When I meet people of knowledge, some of them holding PhDs, some coming straight out of the best business schools, I notice certain confidence in their stance. Confidence that someone from a humble background or someone without any degrees might not have. However, in most cases, as we start talking, this aura of knowledge dissolves. What captivates my attention is how the formal structures of education have limited their curiosity. On the other hand, I meet people in far-flung villages — full of eagerness, creativity, and innocence.
I often question this difference. And question if knowledge is nothing but an illusion. This has also been one of my biggest life lessons for building my team. Something that I try to avoid while bringing new people to the team is this illusion of knowledge.
Back to the matter in hand – is knowledge an illusion? Certainly not. Knowledge is what introduces us to the world outside, and inside. It informs us about the ways of life, at both personal and professional levels. However, when knowledge becomes a barrier for itself, that’s when it creates the illusion of knowledge.
In life, you will always come across people who’ll have the answers to all your questions and would still be willing to learn more. At the same time, you will meet people who have already closed the doors to all learning blinded with the notion of knowing it all. This way, while the former possesses the knowledge, the latter remains possessed by the illusion of knowledge.
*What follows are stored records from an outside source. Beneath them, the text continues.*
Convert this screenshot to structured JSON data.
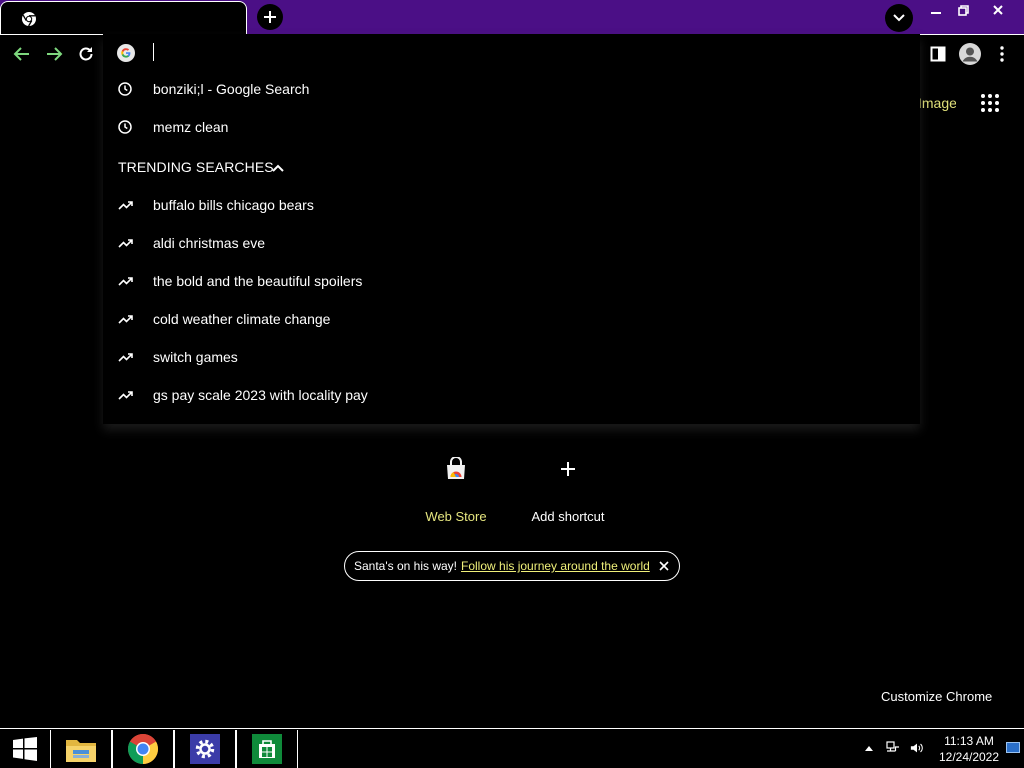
{
  "browser": {
    "tab_title": "",
    "omnibox_value": ""
  },
  "omnibox": {
    "history": [
      {
        "icon": "history-clock-icon",
        "text": "bonziki;l - Google Search"
      },
      {
        "icon": "history-clock-icon",
        "text": "memz clean"
      }
    ],
    "trending_header": "TRENDING SEARCHES",
    "trending": [
      {
        "icon": "trending-arrow-icon",
        "text": "buffalo bills chicago bears"
      },
      {
        "icon": "trending-arrow-icon",
        "text": "aldi christmas eve"
      },
      {
        "icon": "trending-arrow-icon",
        "text": "the bold and the beautiful spoilers"
      },
      {
        "icon": "trending-arrow-icon",
        "text": "cold weather climate change"
      },
      {
        "icon": "trending-arrow-icon",
        "text": "switch games"
      },
      {
        "icon": "trending-arrow-icon",
        "text": "gs pay scale 2023 with locality pay"
      }
    ]
  },
  "ntp": {
    "images_link": "Images",
    "shortcuts": [
      {
        "label": "Web Store",
        "icon": "web-store-icon"
      },
      {
        "label": "Add shortcut",
        "icon": "plus-icon"
      }
    ],
    "promo_text": "Santa's on his way!",
    "promo_link": "Follow his journey around the world",
    "customize_label": "Customize Chrome"
  },
  "taskbar": {
    "apps": [
      "file-explorer-icon",
      "chrome-icon",
      "settings-icon",
      "store-icon"
    ],
    "time": "11:13 AM",
    "date": "12/24/2022"
  },
  "colors": {
    "titlebar": "#4b0f86",
    "nav_green": "#7ed87e",
    "link_yellow": "#f0f07a",
    "background": "#000000"
  }
}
Where does this illusion of knowledge arise from? In most parts of the world, people are judged by the degrees they have earned. While college becomes a status symbol, a person working in the field is looked down upon. Jobs on the ground level are considered below dignity and little children are taught to aim for the skyscrapers only. It is etched in our minds that we haven’t achieved anything if we aren’t working from a lavish office. We build our egos around the brands we work for and the universities we study at. And this is a big epidemic!
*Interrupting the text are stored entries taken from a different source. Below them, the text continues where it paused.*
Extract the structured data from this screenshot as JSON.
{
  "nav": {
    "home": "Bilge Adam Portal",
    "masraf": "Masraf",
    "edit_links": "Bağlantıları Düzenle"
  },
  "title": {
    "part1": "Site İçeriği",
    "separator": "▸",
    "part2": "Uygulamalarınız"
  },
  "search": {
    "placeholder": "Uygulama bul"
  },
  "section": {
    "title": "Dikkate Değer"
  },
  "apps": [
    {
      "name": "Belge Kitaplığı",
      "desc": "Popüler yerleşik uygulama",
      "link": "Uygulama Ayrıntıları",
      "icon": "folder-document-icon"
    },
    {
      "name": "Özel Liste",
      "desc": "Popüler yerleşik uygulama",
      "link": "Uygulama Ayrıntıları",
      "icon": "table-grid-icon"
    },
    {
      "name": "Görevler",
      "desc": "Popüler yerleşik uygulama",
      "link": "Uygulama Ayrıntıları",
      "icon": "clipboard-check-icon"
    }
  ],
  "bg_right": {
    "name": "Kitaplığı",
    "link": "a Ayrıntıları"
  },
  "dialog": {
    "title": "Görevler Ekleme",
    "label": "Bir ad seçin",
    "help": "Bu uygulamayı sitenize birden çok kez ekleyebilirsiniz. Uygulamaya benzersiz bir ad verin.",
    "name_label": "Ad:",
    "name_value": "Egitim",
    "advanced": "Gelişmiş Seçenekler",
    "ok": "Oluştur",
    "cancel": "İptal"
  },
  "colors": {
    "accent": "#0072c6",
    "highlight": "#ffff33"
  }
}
I started Jaipur Rugs with 2 looms and 8 local artisans. Our artisans are at the heart of everything we do, and it will always be this way. I have learned through the course of years that knowledge is in fact an unending desire to know more and more. I have the great fortune to be surrounded by people of such knowledge — our rural artisans who might have never been to a university as well as our in-office colleagues who might have been to the best universities of the world. It’s this enriching mix of people that makes us unique, makes us human.
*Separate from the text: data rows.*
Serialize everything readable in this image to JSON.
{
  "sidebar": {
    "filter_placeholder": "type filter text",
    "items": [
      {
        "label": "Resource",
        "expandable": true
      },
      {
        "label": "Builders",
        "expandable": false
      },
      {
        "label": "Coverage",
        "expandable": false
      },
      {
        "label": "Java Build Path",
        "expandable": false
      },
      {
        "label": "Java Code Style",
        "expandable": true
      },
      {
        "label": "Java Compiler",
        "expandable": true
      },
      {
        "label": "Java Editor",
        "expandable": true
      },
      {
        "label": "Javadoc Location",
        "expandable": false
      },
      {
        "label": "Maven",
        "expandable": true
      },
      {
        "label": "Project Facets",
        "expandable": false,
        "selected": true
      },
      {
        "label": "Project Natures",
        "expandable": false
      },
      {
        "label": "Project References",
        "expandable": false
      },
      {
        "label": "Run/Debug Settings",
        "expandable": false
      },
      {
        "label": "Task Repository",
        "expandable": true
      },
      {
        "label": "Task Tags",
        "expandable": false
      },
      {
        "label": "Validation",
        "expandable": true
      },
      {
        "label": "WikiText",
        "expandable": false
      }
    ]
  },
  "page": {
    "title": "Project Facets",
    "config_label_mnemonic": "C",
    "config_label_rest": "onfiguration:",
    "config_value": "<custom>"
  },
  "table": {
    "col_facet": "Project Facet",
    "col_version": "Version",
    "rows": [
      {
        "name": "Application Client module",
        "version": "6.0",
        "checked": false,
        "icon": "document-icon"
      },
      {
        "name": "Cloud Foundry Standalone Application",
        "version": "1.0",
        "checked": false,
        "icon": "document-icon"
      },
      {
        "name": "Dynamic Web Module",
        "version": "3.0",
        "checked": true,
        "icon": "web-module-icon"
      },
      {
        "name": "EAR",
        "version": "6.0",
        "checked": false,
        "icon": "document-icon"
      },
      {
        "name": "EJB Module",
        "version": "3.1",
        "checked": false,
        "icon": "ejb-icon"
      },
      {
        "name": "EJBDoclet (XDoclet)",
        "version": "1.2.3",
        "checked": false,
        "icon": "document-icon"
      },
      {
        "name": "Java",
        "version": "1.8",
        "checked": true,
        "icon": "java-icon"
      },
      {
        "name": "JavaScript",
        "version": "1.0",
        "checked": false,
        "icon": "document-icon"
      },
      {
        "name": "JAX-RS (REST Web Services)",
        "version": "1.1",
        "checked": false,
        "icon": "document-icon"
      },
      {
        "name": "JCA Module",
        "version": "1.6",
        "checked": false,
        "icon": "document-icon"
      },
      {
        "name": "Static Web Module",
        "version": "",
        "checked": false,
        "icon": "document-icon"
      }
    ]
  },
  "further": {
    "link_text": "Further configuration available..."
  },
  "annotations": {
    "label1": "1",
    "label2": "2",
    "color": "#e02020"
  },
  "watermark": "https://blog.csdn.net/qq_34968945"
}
People often believe that there’s only so much they can achieve by being at the grassroots level. I refuse this ideology. And I have many stories to testify to my beliefs. Prem Devi Ji, one of our artisans, an uneducated woman from Rajasthan, graced the stage of New York Fashion Week as a speaker. With her years of experience in weaving rugs and managing weavers of her village Aspura, she has attracted more than 300 international clients to the designs coming straight from her village. Even today when I meet her, she stands with the same humility and folded hands. For me, this is above any kind of knowledge.
I receive hundreds of CVs every day from professionals holding years of experience in business and fancy degrees. As a leader, I have always been intuitive about bringing people on board. I move forward with the faith that the skills and knowledge will develop on the way to our mutual success. The only thing that matters at the beginning is curiosity and innocence.
Most of us here at Jaipur Rugs, including myself, started from point zero with no or very little knowledge. The common attribute that we all share is our unending curiosity. The curiosity to know it all and yet not have the illusion of knowledge. This is what I look for, and not knowledge itself.
The last forty years in business have been full of learnings. And I must say that the trajectory of my life changed forever by the time I initially spent with our ever-so-curious artisans. Their life lessons, skills, and innocence have set me up on this forever pursuit of knowledge.